In the scientific literature related to the widely understood issue of packaging materials designed to have contact with food there is much information on raw materials used for their production, their physiochemical properties, types and parameters. There are also a great number of publications on the management and disposal of used packaging. Unfortunately, not much attention is given to the matters concerning migration of toxic substance from packaging and its actual influence on the body of the final consumer of the food packed, even though health protection and food safety are the priority tasks. The main criterion for approving packaging materials for contact with food are the toxic properties of the substances used to produce a given material and the degree of global migration and specific migration.
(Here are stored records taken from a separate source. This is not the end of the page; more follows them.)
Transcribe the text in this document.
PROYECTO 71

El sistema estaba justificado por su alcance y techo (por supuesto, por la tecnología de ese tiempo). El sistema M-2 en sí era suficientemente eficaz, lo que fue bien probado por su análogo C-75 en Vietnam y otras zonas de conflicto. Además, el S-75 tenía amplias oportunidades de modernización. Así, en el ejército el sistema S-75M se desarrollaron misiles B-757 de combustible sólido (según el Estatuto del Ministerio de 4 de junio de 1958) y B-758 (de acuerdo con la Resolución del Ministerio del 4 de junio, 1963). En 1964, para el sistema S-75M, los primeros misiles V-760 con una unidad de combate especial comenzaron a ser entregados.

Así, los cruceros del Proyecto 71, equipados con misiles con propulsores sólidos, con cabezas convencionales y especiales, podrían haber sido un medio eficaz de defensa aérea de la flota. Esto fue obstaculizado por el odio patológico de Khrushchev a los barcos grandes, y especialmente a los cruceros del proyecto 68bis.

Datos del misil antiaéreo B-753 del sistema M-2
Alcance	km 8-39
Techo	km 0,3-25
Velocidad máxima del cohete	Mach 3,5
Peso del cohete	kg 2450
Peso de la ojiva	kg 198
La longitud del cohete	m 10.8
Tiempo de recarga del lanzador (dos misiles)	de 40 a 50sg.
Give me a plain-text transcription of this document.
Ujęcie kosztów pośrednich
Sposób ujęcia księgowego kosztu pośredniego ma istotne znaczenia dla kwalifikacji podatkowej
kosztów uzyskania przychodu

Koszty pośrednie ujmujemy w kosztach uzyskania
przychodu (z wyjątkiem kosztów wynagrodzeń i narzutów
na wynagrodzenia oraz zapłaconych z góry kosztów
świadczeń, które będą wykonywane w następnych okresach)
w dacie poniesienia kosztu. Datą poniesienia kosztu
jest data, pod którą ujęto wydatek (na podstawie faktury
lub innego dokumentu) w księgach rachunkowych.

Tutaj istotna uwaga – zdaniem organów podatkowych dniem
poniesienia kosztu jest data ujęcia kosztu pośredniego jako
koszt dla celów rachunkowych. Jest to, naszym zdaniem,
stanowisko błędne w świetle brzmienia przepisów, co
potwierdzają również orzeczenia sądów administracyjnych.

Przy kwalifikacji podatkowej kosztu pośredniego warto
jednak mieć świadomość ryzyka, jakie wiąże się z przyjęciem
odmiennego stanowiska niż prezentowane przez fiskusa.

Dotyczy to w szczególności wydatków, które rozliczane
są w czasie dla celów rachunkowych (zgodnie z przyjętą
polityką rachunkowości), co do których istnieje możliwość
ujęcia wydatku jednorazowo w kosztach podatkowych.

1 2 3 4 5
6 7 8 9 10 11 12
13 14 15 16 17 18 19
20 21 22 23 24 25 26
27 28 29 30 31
Unfortunately, however, the standard guidelines for assessing the impact of packaging on food quality only take into account the numerical values of these parameters fixed for a small group of compounds. Such approach raises many objections, given that the results of a recent study showed that apart from the monitored compounds leaching from the surface of the package, there are also other contaminants and their derivatives formed by interaction with food components and as a result of technological procedures applied. The goal of tests was to estimate the impact of foodstuff packaging type, production and storage conditions on the degree of leaching of potentially toxic and endocrine active compounds to foodstuffs with the use of the acute toxicity test Microtox® and endocrine potential YES/YAS.